IBM/UCB Pervasive Computing Meeting 1-9-99

Important Links:

The single overriding message from the meeting was that the collaboration between UCB and IBM around pervasive computing is proving to be extremely effective.  It is important.  It is in the direction in which new research activities are emerging.  It is capturing the imagination of many of the participants and opening up new opens.  And, the seed activities started last June have proved very valuable for stimulating this process.

The organization of the meeting was structured to build from direct hands-on interations with students and their initial research projects, followed by more focused faculty and graduate student presentations, followed by discussion on how to continue further advance the collaboration.

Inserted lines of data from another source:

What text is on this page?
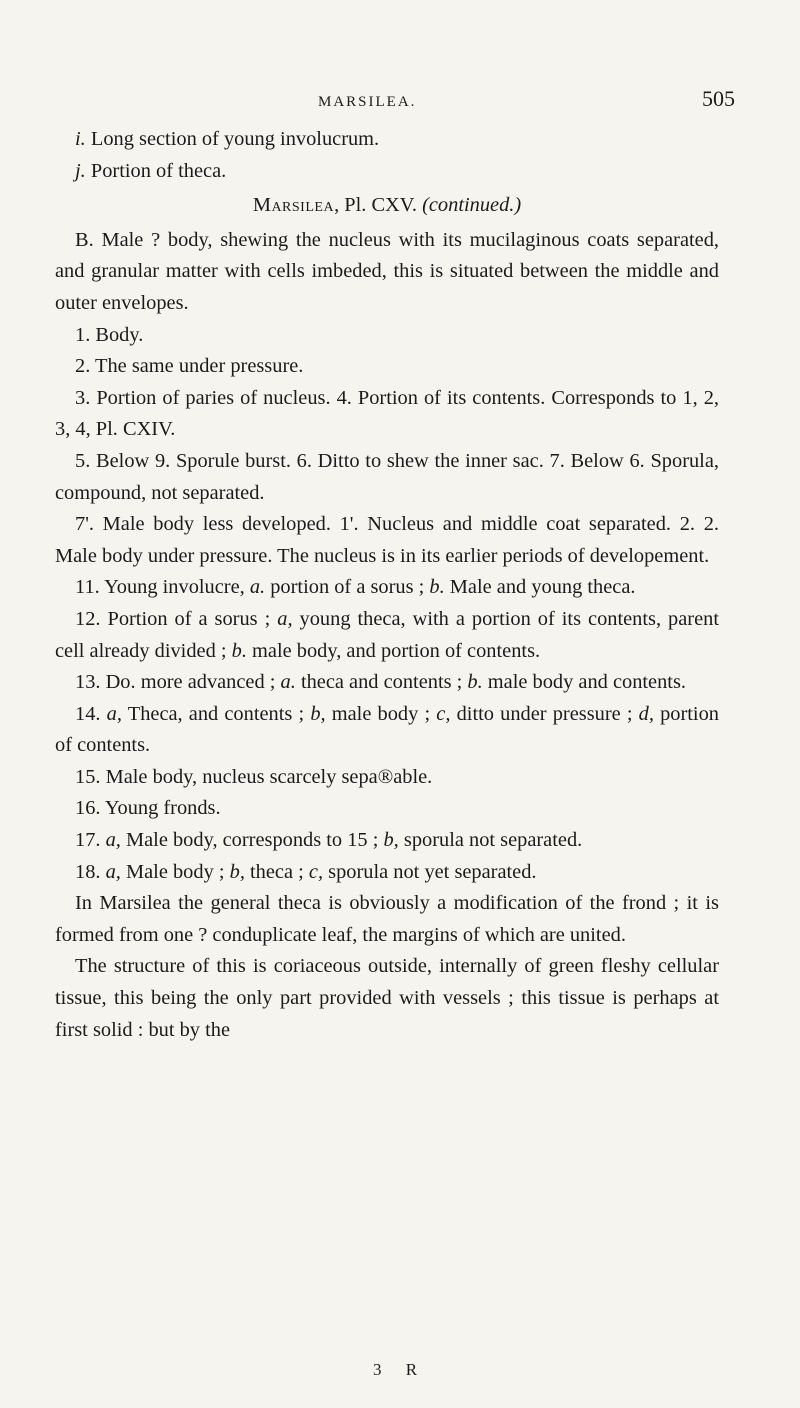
MARSILEA.	505

i. Long section of young involucrum.

j. Portion of theca.

Marsilea, Pl. CXV. (continued.)

B. Male ? body, shewing the nucleus with its mucilaginous coats separated, and granular matter with cells imbeded, this is situated between the middle and outer envelopes.

1. Body.

2. The same under pressure.

3. Portion of paries of nucleus. 4. Portion of its contents. Corresponds to 1, 2, 3, 4, Pl. CXIV.

5. Below 9. Sporule burst. 6. Ditto to shew the inner sac. 7. Below 6. Sporula, compound, not separated.

7'. Male body less developed. 1'. Nucleus and middle coat separated. 2. 2. Male body under pressure. The nucleus is in its earlier periods of developement.

11. Young involucre, a. portion of a sorus ; b. Male and young theca.

12. Portion of a sorus ; a, young theca, with a portion of its contents, parent cell already divided ; b. male body, and portion of contents.

13. Do. more advanced ; a. theca and contents ; b. male body and contents.

14. a, Theca, and contents ; b, male body ; c, ditto under pressure ; d, portion of contents.

15. Male body, nucleus scarcely sepa®able.

16. Young fronds.

17. a, Male body, corresponds to 15 ; b, sporula not separated.

18. a, Male body ; b, theca ; c, sporula not yet separated.

In Marsilea the general theca is obviously a modification of the frond ; it is formed from one ? conduplicate leaf, the margins of which are united.

The structure of this is coriaceous outside, internally of green fleshy cellular tissue, this being the only part provided with vessels ; this tissue is perhaps at first solid : but by the

3 R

The collaboration initiated last June has proved to be very successful - far beyond expectations.  At that meeting we asserted that it we wanted to change the culture at Berkeley, not just start a new research project.  Although we desired to put small, connected devices in the hands of all researchers in the department, we recognized that the infrastructure would not yet exist to support that successfully.  Instead, we elected to seed 150 workpads (along with the 50 or so PalmPilots) into selected subsets of the the research community to start creating that infrastructure.  This included the researchers involved in the Ninja and Iceberg projects, which are building a new platform architecture for services that provide intelligence in the infrastructure to support small devices, as well as Millennium, which provides the testbed.  James Landay ran an experimental version of the User Interface design class (cs 160) with 60 students all working directly with new interfaces for small devices.  This also seeded a number of talented undergraduate.  In October, we held a kick off seminar to initiate the discussion of what the Post-PC era might bring and what the core research challenges might be.  At that we provided workpads to all of the first year CS graduate students.  About 20 additional students joined in with their own ideas.  Research was conducted as term projects in at least four graduate courses, including operating systems, computer architecture, and network security.  Many of these were excellent - and several of these were featured in the meeting.  In addition, the effort has created common ground for  several important research projects, including NINJA, IRAM, and MASH.  It also altered the strategic plan for the department, with most of the critical areas of hiring taking on a pervasive computing flavor.  This activity culminated in a major proposal to DARPA, comprising 14 faculty members and a 21M$ budget, to lay out the direction of experimental systems into the 21st century.  (A draft of this was provided at the meeting.)

The presentations and projects are available at the agenda page above.

Several action items emerged, listed here from concrete to broad.

As one of the first steps in implementing these ideas, a group of Berkeley faculty/students will come visit IBM Research
facilities: Almaden and Hawthorne. Jean Paul will host/organize the Almaden visit.  Brent Hailpern will organize and host the Hawthorne visit.

David Culler and Eric Brewer are to run a more formal design seminar in post-PC systems, providing a catalyst and source of vision for the post-PC bazaar emerging at Berkeley.  Dave Patterson is organizing a faculty friday "great thoughts" meeting.